5. M. B n'ayant pas formellement présenté de conclusions à l'encontre de la décision portant refus d'affectation sur un poste d'aide-soignant, le moyen qu'il invoque à l'encontre de cette décision, tiré d'une erreur de droit, est inopérant.

6. Il résulte de ce qui précède que les conclusions à fin d'annulation de la décision du 31 juillet 2022, ainsi que les conclusions aux fins d'injonction et d'astreinte, qui en sont l'accessoire, doivent être rejetées.

Sur les dépens :

7. Dès lors qu'aucun dépens n'a été engagé dans la présente instance, les conclusions présentées par le centre hospitalier régional et universitaire de Tours à ce titre ne peuvent qu'être rejetées.

Sur les frais liés au litige :

8. D'une part, les dispositions de l'article L. 761-1 du code de justice administrative font obstacle à ce qu'il soit fait droit aux conclusions présentées par M. B au titre des frais liés au litige. D'autre part, il n'y a pas lieu, dans les circonstances de l'espèce, de faire droit aux conclusions du centre hospitalier régional et universitaire de Tours présentées sur le fondement de ces mêmes dispositions.

D E C I D E :

Article 1er : La requête de M. B est rejetée.

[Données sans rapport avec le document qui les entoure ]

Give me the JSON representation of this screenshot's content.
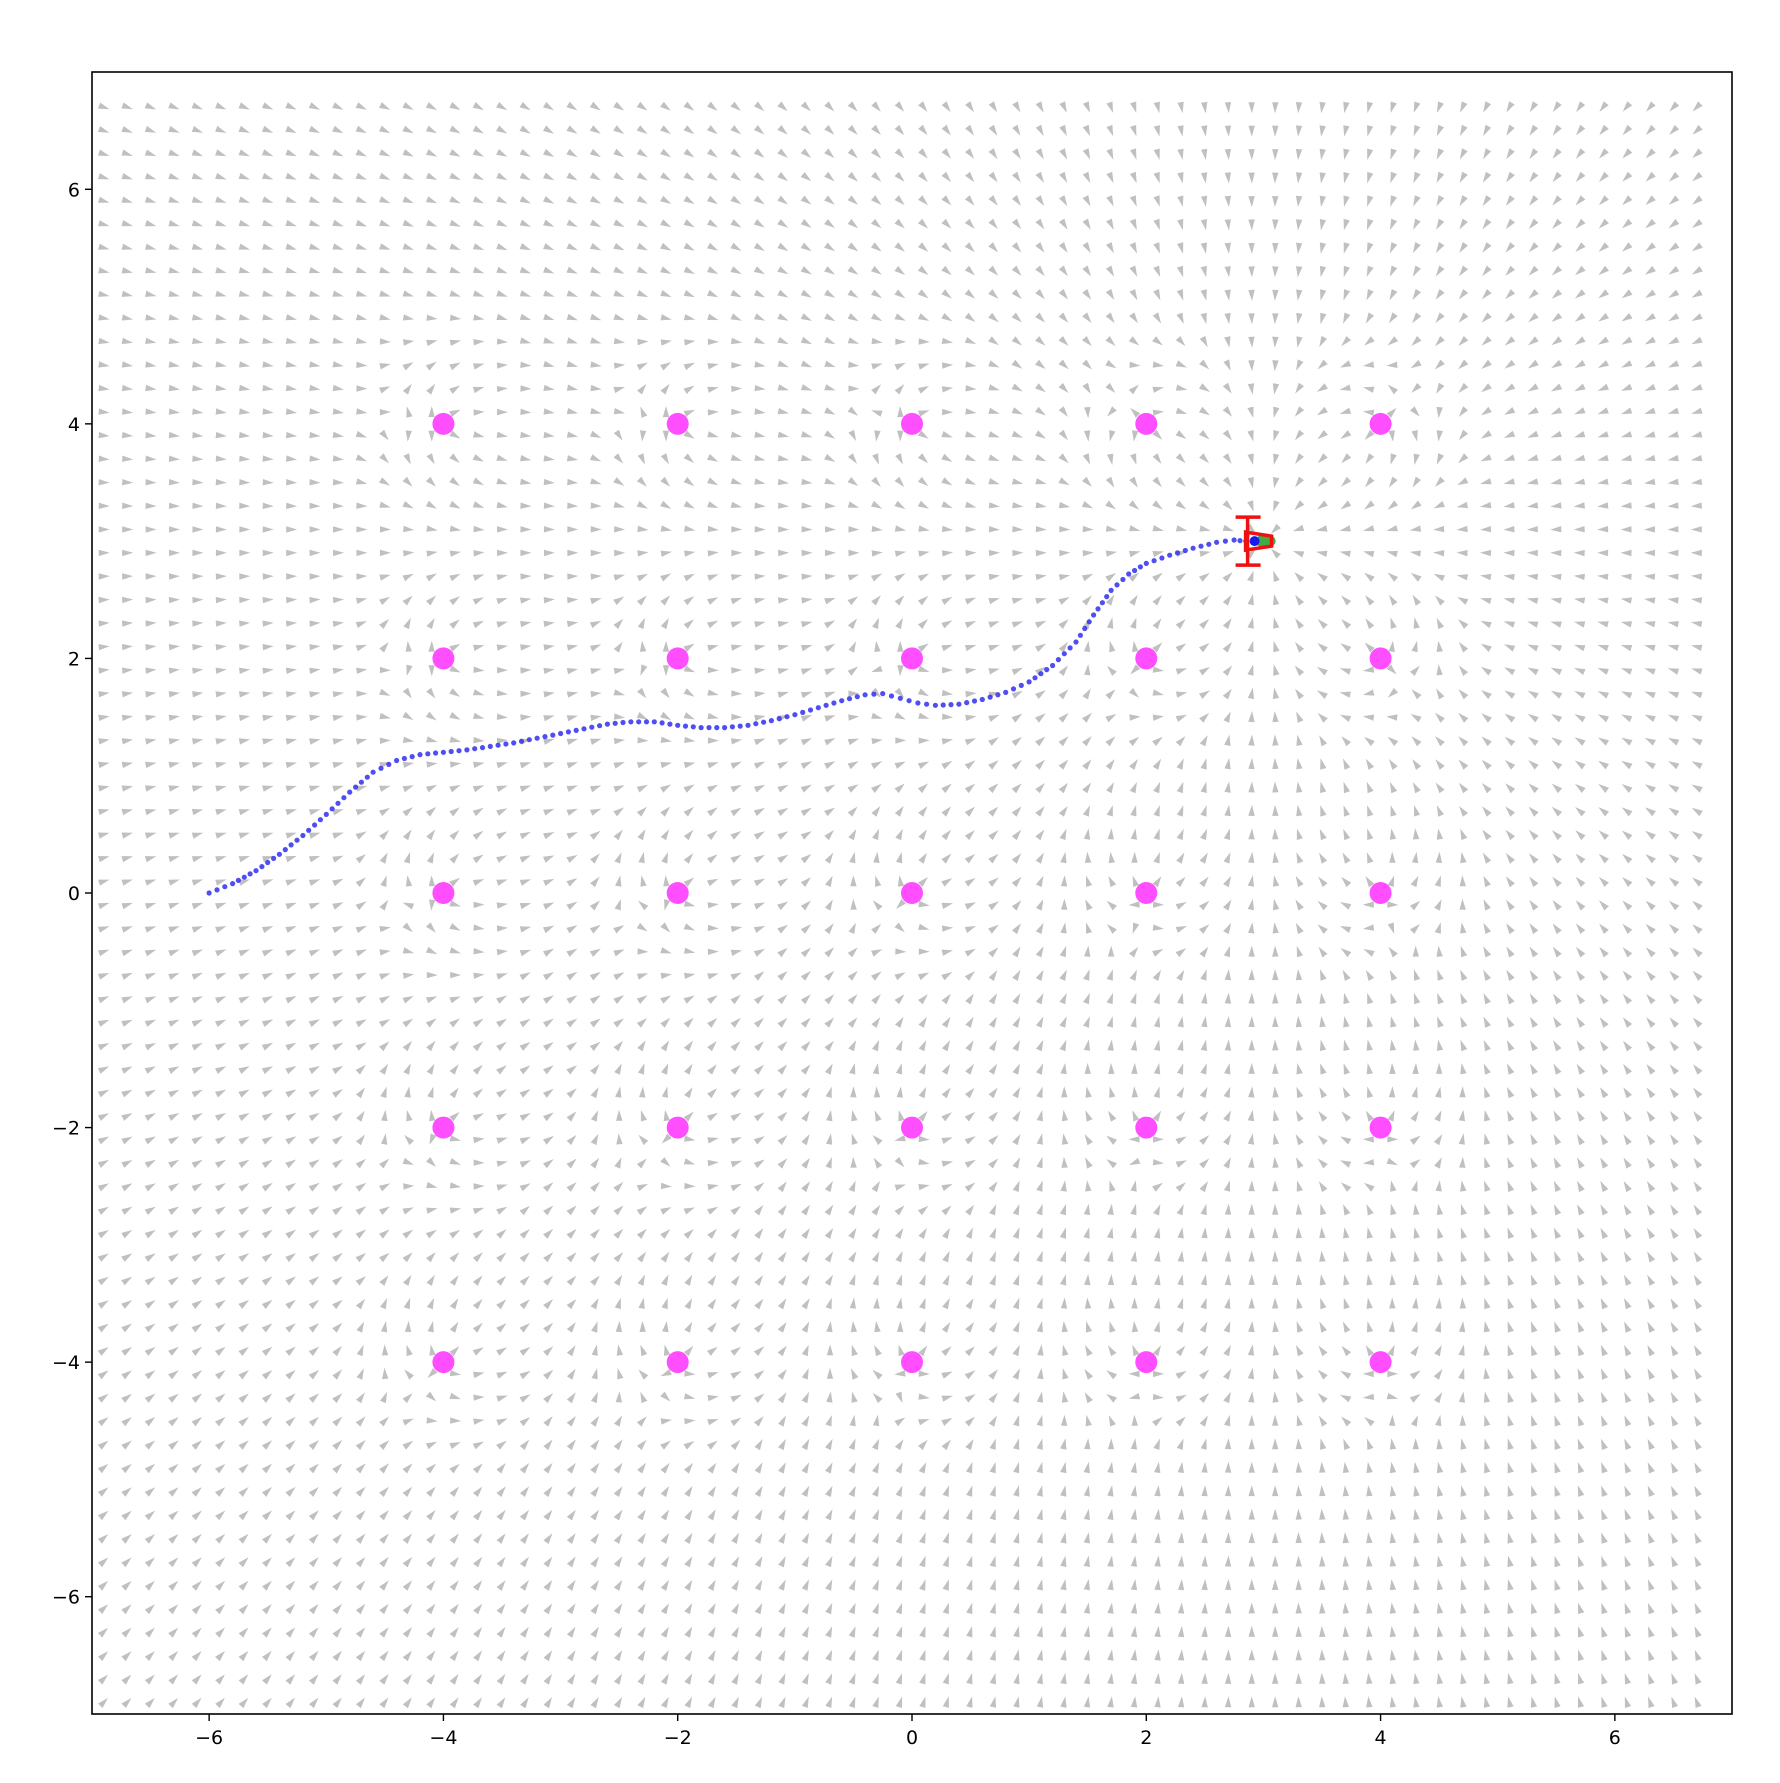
{
  "chart_data": {
    "type": "scatter",
    "title": "",
    "xlabel": "",
    "ylabel": "",
    "xlim": [
      -7,
      7
    ],
    "ylim": [
      -7,
      7
    ],
    "grid": false,
    "x_ticks": [
      -6,
      -4,
      -2,
      0,
      2,
      4,
      6
    ],
    "y_ticks": [
      -6,
      -4,
      -2,
      0,
      2,
      4,
      6
    ],
    "x_tick_labels": [
      "−6",
      "−4",
      "−2",
      "0",
      "2",
      "4",
      "6"
    ],
    "y_tick_labels": [
      "−6",
      "−4",
      "−2",
      "0",
      "2",
      "4",
      "6"
    ],
    "goal": {
      "x": 3.0,
      "y": 3.0
    },
    "obstacles": {
      "color": "#ff44ff",
      "points": [
        [
          -4,
          4
        ],
        [
          -2,
          4
        ],
        [
          0,
          4
        ],
        [
          2,
          4
        ],
        [
          4,
          4
        ],
        [
          -4,
          2
        ],
        [
          -2,
          2
        ],
        [
          0,
          2
        ],
        [
          2,
          2
        ],
        [
          4,
          2
        ],
        [
          -4,
          0
        ],
        [
          -2,
          0
        ],
        [
          0,
          0
        ],
        [
          2,
          0
        ],
        [
          4,
          0
        ],
        [
          -4,
          -2
        ],
        [
          -2,
          -2
        ],
        [
          0,
          -2
        ],
        [
          2,
          -2
        ],
        [
          4,
          -2
        ],
        [
          -4,
          -4
        ],
        [
          -2,
          -4
        ],
        [
          0,
          -4
        ],
        [
          2,
          -4
        ],
        [
          4,
          -4
        ]
      ]
    },
    "trajectory": {
      "color": "#2f2ff0",
      "points": [
        [
          -6.0,
          0.0
        ],
        [
          -5.8,
          0.08
        ],
        [
          -5.6,
          0.19
        ],
        [
          -5.4,
          0.33
        ],
        [
          -5.2,
          0.49
        ],
        [
          -5.0,
          0.67
        ],
        [
          -4.8,
          0.86
        ],
        [
          -4.6,
          1.03
        ],
        [
          -4.4,
          1.13
        ],
        [
          -4.2,
          1.18
        ],
        [
          -4.0,
          1.2
        ],
        [
          -3.8,
          1.22
        ],
        [
          -3.6,
          1.25
        ],
        [
          -3.4,
          1.28
        ],
        [
          -3.2,
          1.32
        ],
        [
          -3.0,
          1.36
        ],
        [
          -2.8,
          1.4
        ],
        [
          -2.6,
          1.44
        ],
        [
          -2.4,
          1.46
        ],
        [
          -2.2,
          1.46
        ],
        [
          -2.0,
          1.43
        ],
        [
          -1.8,
          1.41
        ],
        [
          -1.6,
          1.41
        ],
        [
          -1.4,
          1.43
        ],
        [
          -1.2,
          1.47
        ],
        [
          -1.0,
          1.52
        ],
        [
          -0.8,
          1.58
        ],
        [
          -0.6,
          1.64
        ],
        [
          -0.4,
          1.69
        ],
        [
          -0.25,
          1.7
        ],
        [
          -0.1,
          1.66
        ],
        [
          0.05,
          1.62
        ],
        [
          0.2,
          1.6
        ],
        [
          0.4,
          1.61
        ],
        [
          0.6,
          1.65
        ],
        [
          0.8,
          1.71
        ],
        [
          1.0,
          1.8
        ],
        [
          1.2,
          1.94
        ],
        [
          1.4,
          2.14
        ],
        [
          1.55,
          2.37
        ],
        [
          1.7,
          2.58
        ],
        [
          1.85,
          2.72
        ],
        [
          2.0,
          2.81
        ],
        [
          2.2,
          2.88
        ],
        [
          2.4,
          2.94
        ],
        [
          2.6,
          2.99
        ],
        [
          2.75,
          3.01
        ],
        [
          2.85,
          3.0
        ]
      ]
    },
    "robot": {
      "x": 2.95,
      "y": 3.0,
      "heading_deg": 0,
      "color": "#ee1111",
      "marker_color": "#44aa44"
    },
    "vector_field": {
      "color": "#c0c0c0",
      "spacing": 0.2,
      "rule": "attract to goal, repelled by obstacles"
    }
  }
}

Article 2 : Les conclusions du centre hospitalier régional universitaire de Tours présentées sur le fondement des articles L. 761-1 et R. 761-1 du code de justice administrative sont rejetées.

Article 3 : Le présent jugement sera notifié à M. A B et au centre hospitalier régional et universitaire de Tours.

Délibéré après l'audience du 19 juin 2025, à laquelle siégeaient :

M. Guével, président,

M. Nehring, premier conseiller,

Mme Dicko-Dogan, conseillère.

Rendu public par mise à disposition au greffe le 3 juillet 2025.

La rapporteure,

Fatoumata DICKO-DOGANLe président,

Benoist GUÉVEL

La greffière,

Céline BOISGARD

La République mande et ordonne à la ministre du travail, de la santé, des solidarités et des familles en ce qui la concerne ou à tous commissaires de justice à ce requis en ce qui concerne les voies de droit commun contre les parties privées, de pourvoir à l'exécution de la présente décision.